6 Ways to Manage the Post-Con Crash

CeBUpzrUIAIoffdMe by Sunday afternoon at C2E2

It’s Monday, and I just survived an absolutely hellacious weekend split between geeking out and selling books at my first C2E2 in Chicago, and hosting for some great comics at Comedy Café, in Milwaukee. Five shows, forty books, and four-hundred miles of living-the-dream later, I am completely and utterly spent.

ComicCons are magical, transient ecosystems. My cartoonist friend Howard Taylor likens them  to Brigadoon, after the Scottish village that appears for only one day every hundred years.

And while not quite that transient, cons do provide for a fantastical type of escapism for crowds of nerds that seem to grow by leaps and bounds every year. For a long weekend, we get to hang out with old friends, make new ones, gush over our shared passions, and rub elbows with our favorite actors, artists, and authors.

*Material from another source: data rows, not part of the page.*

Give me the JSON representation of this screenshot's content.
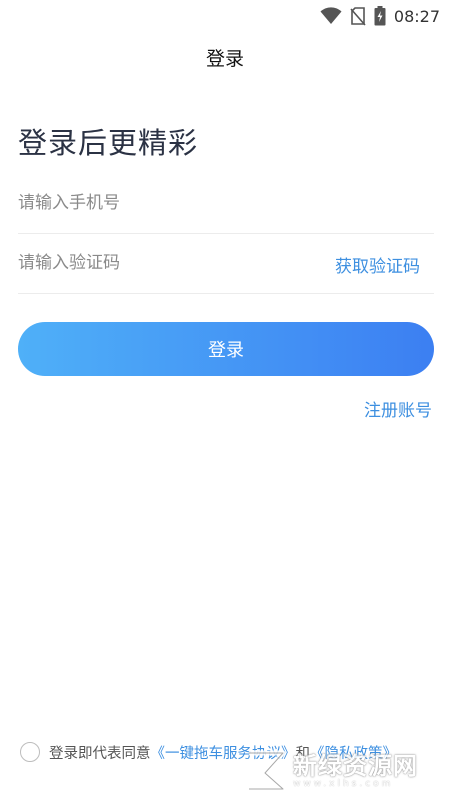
{
  "status_bar": {
    "time": "08:27",
    "icons": [
      "wifi-icon",
      "no-sim-icon",
      "battery-charging-icon"
    ]
  },
  "nav": {
    "title": "登录"
  },
  "headline": "登录后更精彩",
  "form": {
    "phone_placeholder": "请输入手机号",
    "code_placeholder": "请输入验证码",
    "get_code_label": "获取验证码",
    "login_label": "登录",
    "register_label": "注册账号"
  },
  "agreement": {
    "checked": false,
    "prefix": "登录即代表同意",
    "service_link": "《一键拖车服务协议》",
    "conjunction": "和",
    "privacy_link": "《隐私政策》"
  },
  "watermark": {
    "name": "新绿资源网",
    "url": "www.xlhs.com"
  },
  "colors": {
    "accent": "#3d8fe0",
    "button_start": "#4fb0f8",
    "button_end": "#3c7ff2"
  }
}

So, after 2-5 days of overstimulation, overindulgence, and sleep-deprivation, it should really come as no surprise that the morning after a convention can lead to an emotional crash.

Not only has the promised land returned to the mist for another year, but in its place is the drudgery of the real world, the monotony of the day job, and endless hours of small talk with the normals. More often than not, the enormous melting pot that is a ComicCon brings out not only an incredible diversity of fandom, but an even more impressive diversity of seemingly weaponized cold and flu viruses unleashed on an unsuspecting population by rouge dictatorships.

And if you’re anything like me, you spent the entire weekend drinking like a Founding Father out of mortal terror that the encroaching hangover would burn you alive from the inside out if you don’t keep ahead of it.

So, here we all are, feet sore from walking and standing for hours, heads pounding like a Slayer concert, noses running like a hydroelectric dam, and once again trapped among coworkers whose basic humanity we wouldn’t be willing to vouch for in front of a war crimes tribunal. Is it any surprise the real-world ends up being a let-down?

Post-Convention Depression is a real thing, and you’re not the only one who deals with it. How do we cope?

Well, I take Monday off and refuse to do a fucking thing more complicated than pouring milk over cereal for 24 hours. But, that’s not an option everyone has, so here’s some other ideas:

1) Go back through your stash and start reading whatever new books, comics, etc you snagged over the weekend.

2) Go back and watch a movie or favorite episode of whatever shows the actors you met stared in.

3) Start planning your own cosplay for the next con if that’s your thing.

4) Follow the twitter hashtag or handle of the con you just attended and look at all the amazing cosplay pics other people took, both to look at the costumes you saw again, and to see what you missed.

5) If they have forums on Facebook or wherever, give feedback, both the positive gushing sort, and constructive ideas of how the organizers can make things even better next year.

6) Or, even better, find out how you can get involved in planning and organizing the next convention. Most cons are labors of love. They spend copious amounts of blood, sweat, and tears to conjure Brigadoon for their attendees. Find out what you can do to help.

Relax, remember that con time will come around again faster than you think. Embrace your routine in the meantime and carve out a space for the hobbies and passions than make these weekends so exciting in the first place.

Oh, and stay hydrated. You didn’t drink enough water over the last few days. Trust me.